Three days before the 50th anniversary of his historic flight, the first American to orbit the Earth addressed employees at Kennedy Space Center. The NASA auditorium was packed Friday with hundreds of workers, many of whom stood along the walls to see the space legend.
The 90-year-old Glenn was joined on stage by Scott Carpenter, 86, the only other survivor of the original Mercury 7 astronauts.
Glenn recalled how he and his fellow Mercury astronauts traveled to Cape Canaveral to watch a missile blast off. It was a night launch, and the rocket blew apart over their heads.
"That wasn't a very good confidence-builder for our first trip to the cape," Glenn said. Improvements were made, and Glenn said he gained confidence in his Mercury-Atlas rocket, a converted nuclear missile. Otherwise, he said he would not have climbed aboard.
Glenn's Friendship 7 capsule circled Earth three times on Feb. 20, 1962. Carpenter followed aboard Aurora 7 on May 24, 1962.
They were the third and fourth Americans to rocket into space. Alan Shepard and Gus Grissom flew short suborbital missions in 1961, the same year the Soviet Union launched two cosmonauts into orbit on separate shots.

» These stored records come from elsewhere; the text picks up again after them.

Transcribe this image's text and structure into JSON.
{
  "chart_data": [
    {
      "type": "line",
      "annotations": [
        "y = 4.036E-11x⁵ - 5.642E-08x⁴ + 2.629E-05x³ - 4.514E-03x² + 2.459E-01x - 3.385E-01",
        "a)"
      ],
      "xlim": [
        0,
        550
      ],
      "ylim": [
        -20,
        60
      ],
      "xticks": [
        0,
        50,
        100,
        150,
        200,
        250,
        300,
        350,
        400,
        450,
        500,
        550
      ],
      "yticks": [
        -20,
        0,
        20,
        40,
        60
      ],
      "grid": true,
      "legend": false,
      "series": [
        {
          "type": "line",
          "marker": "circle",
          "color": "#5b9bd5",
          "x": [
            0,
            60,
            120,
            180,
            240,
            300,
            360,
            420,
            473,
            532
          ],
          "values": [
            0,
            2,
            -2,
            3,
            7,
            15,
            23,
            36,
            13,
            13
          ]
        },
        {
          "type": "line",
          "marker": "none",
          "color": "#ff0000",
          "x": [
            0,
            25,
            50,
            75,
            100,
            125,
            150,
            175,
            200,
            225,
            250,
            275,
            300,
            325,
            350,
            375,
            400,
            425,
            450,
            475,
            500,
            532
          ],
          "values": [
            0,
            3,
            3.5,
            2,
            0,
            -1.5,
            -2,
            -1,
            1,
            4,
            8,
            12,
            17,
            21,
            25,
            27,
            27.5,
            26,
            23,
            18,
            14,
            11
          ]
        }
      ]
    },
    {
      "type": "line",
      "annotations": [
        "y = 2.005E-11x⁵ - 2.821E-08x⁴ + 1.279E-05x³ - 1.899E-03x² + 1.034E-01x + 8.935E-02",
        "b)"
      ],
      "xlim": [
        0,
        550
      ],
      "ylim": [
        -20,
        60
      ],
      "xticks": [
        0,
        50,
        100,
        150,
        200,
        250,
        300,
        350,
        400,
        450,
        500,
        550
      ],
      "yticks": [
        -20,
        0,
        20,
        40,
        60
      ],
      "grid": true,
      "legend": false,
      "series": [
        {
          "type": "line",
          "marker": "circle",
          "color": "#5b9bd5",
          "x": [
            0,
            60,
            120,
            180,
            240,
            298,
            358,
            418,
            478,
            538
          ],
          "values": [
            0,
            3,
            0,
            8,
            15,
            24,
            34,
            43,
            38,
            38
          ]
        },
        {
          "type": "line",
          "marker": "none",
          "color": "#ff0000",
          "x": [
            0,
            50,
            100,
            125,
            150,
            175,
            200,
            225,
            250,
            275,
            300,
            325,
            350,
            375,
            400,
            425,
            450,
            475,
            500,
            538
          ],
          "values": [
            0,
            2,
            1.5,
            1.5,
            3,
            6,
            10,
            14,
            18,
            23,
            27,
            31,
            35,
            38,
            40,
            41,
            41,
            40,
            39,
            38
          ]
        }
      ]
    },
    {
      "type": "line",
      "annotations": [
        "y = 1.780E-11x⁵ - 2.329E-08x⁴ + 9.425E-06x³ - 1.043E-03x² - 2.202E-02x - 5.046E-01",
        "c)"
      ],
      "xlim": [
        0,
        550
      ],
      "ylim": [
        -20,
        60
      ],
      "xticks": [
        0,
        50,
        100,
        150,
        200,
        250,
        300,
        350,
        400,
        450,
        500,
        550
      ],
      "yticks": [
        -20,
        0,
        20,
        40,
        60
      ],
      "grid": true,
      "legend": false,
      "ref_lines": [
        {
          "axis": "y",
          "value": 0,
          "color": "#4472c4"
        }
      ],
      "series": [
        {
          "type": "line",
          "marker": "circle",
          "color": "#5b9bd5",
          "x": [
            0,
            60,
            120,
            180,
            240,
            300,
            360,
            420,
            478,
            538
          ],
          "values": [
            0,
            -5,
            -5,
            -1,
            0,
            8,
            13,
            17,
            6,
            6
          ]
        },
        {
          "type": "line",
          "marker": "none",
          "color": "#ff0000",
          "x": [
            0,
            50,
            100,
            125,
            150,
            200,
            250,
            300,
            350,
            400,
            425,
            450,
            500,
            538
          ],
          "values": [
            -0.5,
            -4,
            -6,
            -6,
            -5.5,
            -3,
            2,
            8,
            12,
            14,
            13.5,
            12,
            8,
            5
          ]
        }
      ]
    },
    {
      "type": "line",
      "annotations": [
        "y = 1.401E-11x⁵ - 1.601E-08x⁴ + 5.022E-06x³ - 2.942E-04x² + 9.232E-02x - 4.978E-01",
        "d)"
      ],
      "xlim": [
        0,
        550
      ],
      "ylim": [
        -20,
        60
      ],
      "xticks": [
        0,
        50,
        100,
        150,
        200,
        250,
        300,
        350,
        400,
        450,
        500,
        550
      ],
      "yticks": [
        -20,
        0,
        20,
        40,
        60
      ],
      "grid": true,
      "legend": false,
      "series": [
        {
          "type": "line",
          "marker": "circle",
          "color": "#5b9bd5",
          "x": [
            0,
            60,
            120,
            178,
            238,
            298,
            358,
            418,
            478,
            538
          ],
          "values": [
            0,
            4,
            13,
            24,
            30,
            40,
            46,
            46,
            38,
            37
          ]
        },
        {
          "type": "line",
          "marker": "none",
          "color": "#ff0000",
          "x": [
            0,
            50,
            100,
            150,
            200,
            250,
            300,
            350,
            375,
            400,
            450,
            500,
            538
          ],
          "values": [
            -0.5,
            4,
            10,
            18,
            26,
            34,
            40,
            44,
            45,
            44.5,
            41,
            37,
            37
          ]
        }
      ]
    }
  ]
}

Glenn and his wife, Annie, who turned 92 on Friday, were on hand Thursday evening for the attempted liftoff of the newest of the Atlas rockets. Windy weather forced a scrub of the Navy satellite launch.
Local TV reporters covering the Atlas V launch attempt talked more about Glenn than the countdown. The news media swarmed Kennedy again Friday for NASA's kickoff of a full weekend of anniversary festivities.
During Friday morning's hour-long presentation, Glenn and Carpenter paid tribute to their five deceased colleagues: Shepard, Grissom, Wally Schirra, Gordon Cooper and Deke Slayton.
"We need five more chairs here," Glenn told the crowd.
The two pioneers received standing ovations.